My relationship with so-called “adult animation” got off to a bumpy start in early 1974, when I persuaded my mother to take me to see René Laloux’s La planète sauvage (Fantastic Planet). The film’s (retrospectively inexplicable) PG rating and sci-fi setting suggested it would just as entertaining and exciting as Beyond Atlantis, a cheesy Filipino adventure flick I’d dragged her to only a few months prior.
How wrong I was: The furthest thing imaginable from a popcorn movie, Fantastic Planet provided a darkly psychedelic vision of life on a world inhabited by strange, non-human creatures. The film disturbed and confused 11-year old me, and few words were exchanged between mother and son on the way home.
Perhaps my troubling encounter with Fantastic Planet forever spoiled my taste for “mature” cartoons, because Fritz the Cat didn’t do anything for me either (don’t worry, I waited until I’d left home before seeing that one), and despite repeated attempts I never developed a taste for anime. When it comes to cartoons, it turns out, I’m just an old-fashioned Porky and Daffy guy.
Consequently, I approached Cryptozoo (opening on Friday, Aug. 20, at Landmark’s Shattuck Cinemas) with some trepidation. I’d enjoyed director Dash Shaw’s My Entire School Sinking Into the Sea — his amusing 2017 take on high school social cliques adapting to natural disaster — but Cryptozoo is a different kettle of fish. Dispensing entirely with humor, its tale of a zoo (or is it a sanctuary?) for mythological creatures is much closer in tone to Fantastic Planet than to Daffy and Bugs’ witty Twitter-style repartee in Rabbit Seasoning (1952).
The result is a poker-faced phantasmagoria that asks some interesting questions (is it ethical for cryptids to be employed at the same facility that’s holding some of their compatriots?) but ultimately left me underwhelmed. If you’re a Fantastic Planet fan, there’s a good chance you’ll love Cryptozoo — me, I think I’ll stick with Looney Tunes.

I have no such reservations about The Lost Leonardo, also opening this Friday at the Shattuck. One of the best documentaries I’ve seen this year, the film focuses on a fascinating — and still (perhaps?) unresolved — mystery, and immediately grabbed my attention with its noirish introduction to the secret world of “sleeper hunters.”
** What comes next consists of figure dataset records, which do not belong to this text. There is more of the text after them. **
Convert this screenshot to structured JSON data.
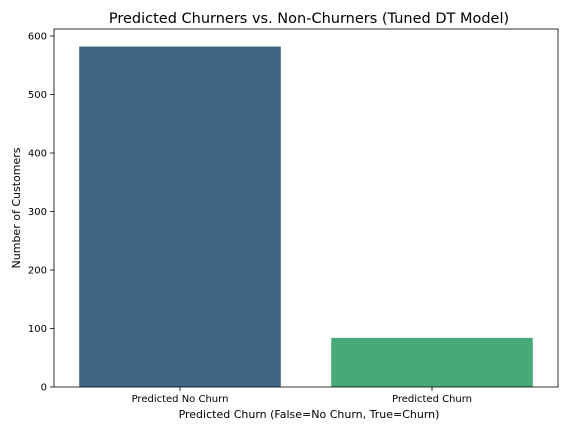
{
  "chart_data": {
    "type": "bar",
    "title": "Predicted Churners vs. Non-Churners (Tuned DT Model)",
    "xlabel": "Predicted Churn (False=No Churn, True=Churn)",
    "ylabel": "Number of Customers",
    "categories": [
      "Predicted No Churn",
      "Predicted Churn"
    ],
    "values": [
      582,
      84
    ],
    "colors": [
      "#3e6682",
      "#46a977"
    ],
    "ylim": [
      0,
      612
    ],
    "yticks": [
      0,
      100,
      200,
      300,
      400,
      500,
      600
    ],
    "grid": false
  }
}
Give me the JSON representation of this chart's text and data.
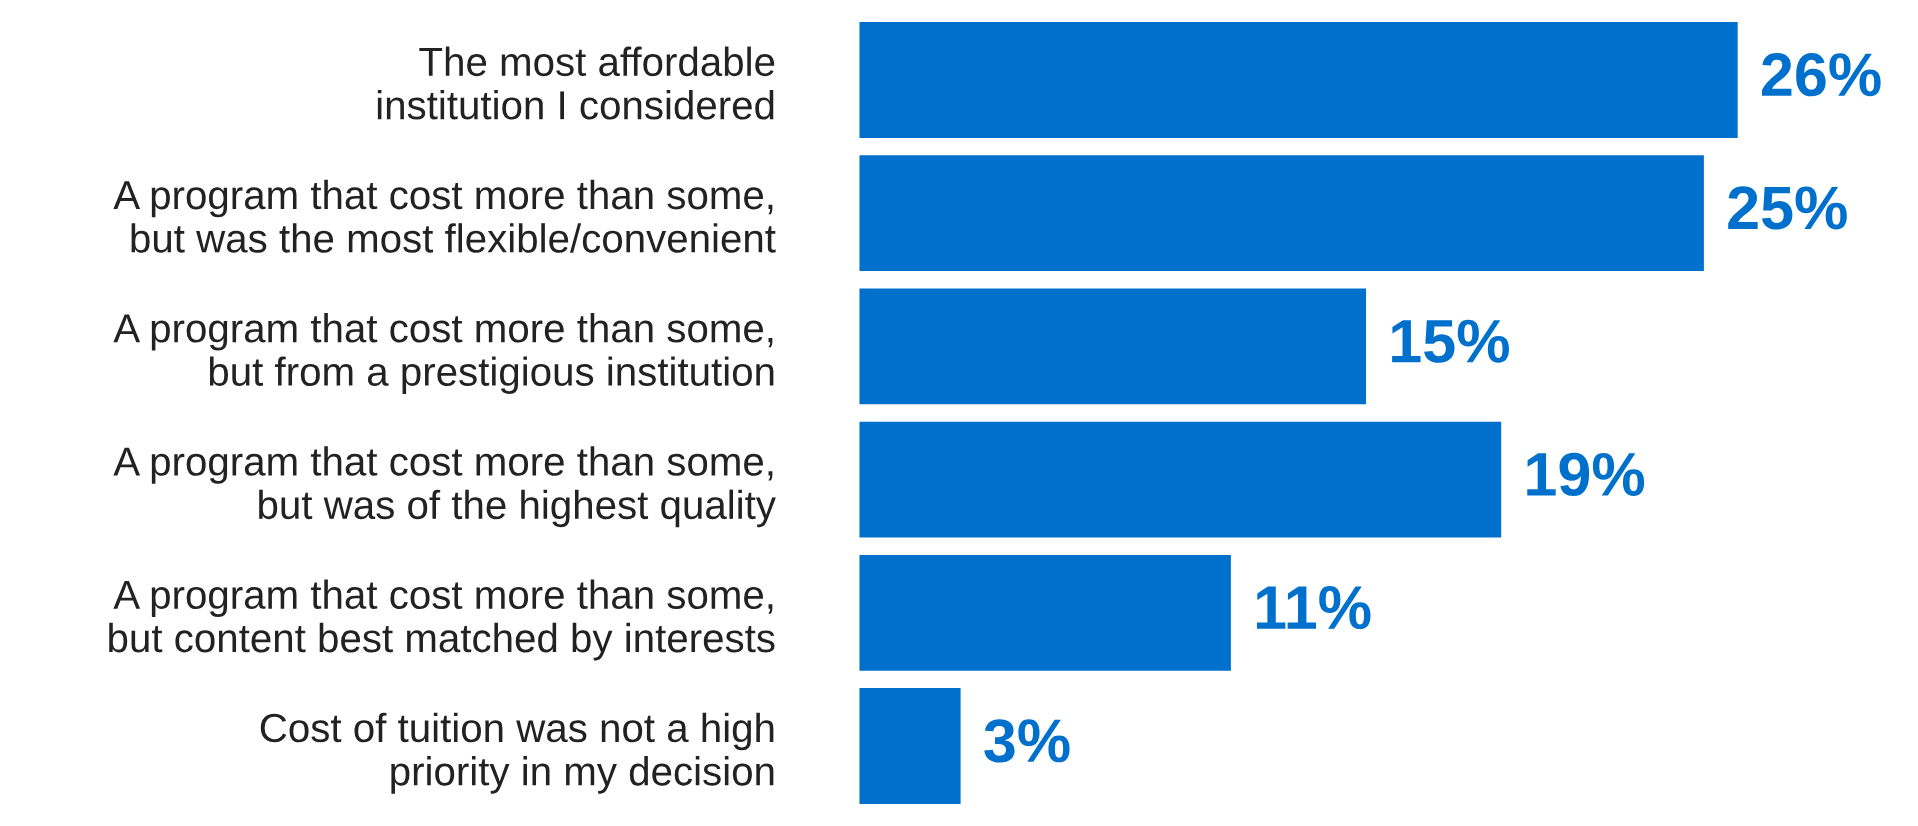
{
  "chart_data": {
    "type": "bar",
    "orientation": "horizontal",
    "categories": [
      "The most affordable\ninstitution I considered",
      "A program that cost more than some,\nbut was the most flexible/convenient",
      "A program that cost more than some,\nbut from a prestigious institution",
      "A program that cost more than some,\nbut was of the highest quality",
      "A program that cost more than some,\nbut content best matched by interests",
      "Cost of tuition was not a high\npriority in my decision"
    ],
    "values": [
      26,
      25,
      15,
      19,
      11,
      3
    ],
    "value_labels": [
      "26%",
      "25%",
      "15%",
      "19%",
      "11%",
      "3%"
    ],
    "color": "#0070cd"
  }
}
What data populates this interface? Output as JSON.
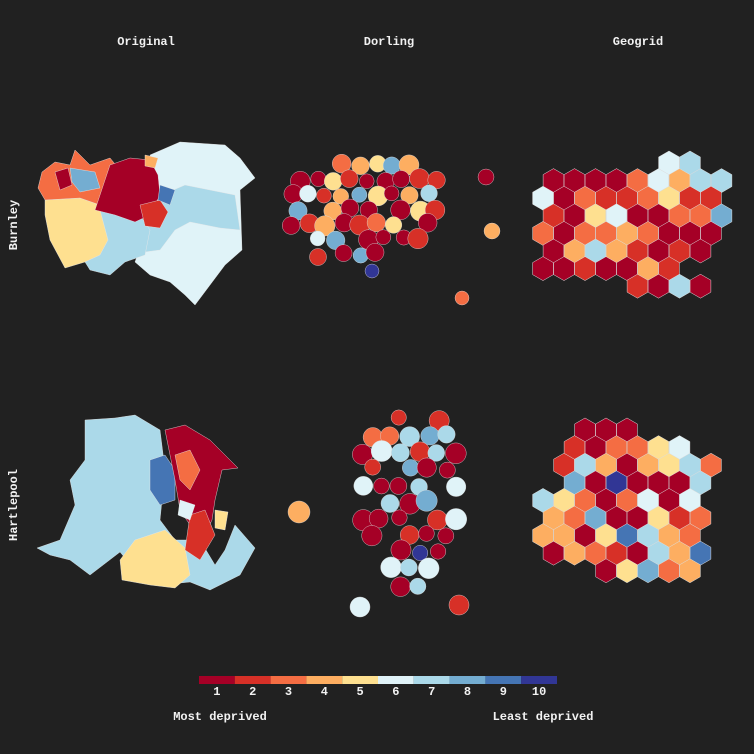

Alexander Parish’s job is to “hunt” for artworks offered for sale by auction houses that might not know what they have on their hands. In 2005, he stumbled across a painting called “Salvator Mundi” — attributed to either a student or acolyte of Leonardo da Vinci — and purchased it for a little over a $1,000.
Taking note of the portrait’s high degree of “overpaint,” Parish and art dealer Robert Simon took it to restorer Dianne Modestini for an appraisal. Modestini’s 98-year old husband pronounced it the work of a genius, and after Dianne carefully removed the overpaint she declared it a lost da Vinci original.
Directed by Andres Koefoed, The Lost Leonardo pursues the painting on its bizarre post-Modestini journey. Reputedly once owned by Kings Charles I and II of England, “Salvator Mundi” subsequently attracted the attention of a wily Swiss businessman, a Russian oligarch, the CIA, and the FBI before ending up in the possession of Saudi Crown Prince Mohammed bin Salman. Whether or not the painting is truly an original remains very much an open question, but the $450,000,000 MBS paid for it in 2017 suggests that bragging rights trump provenance in the world of the ultra-rich.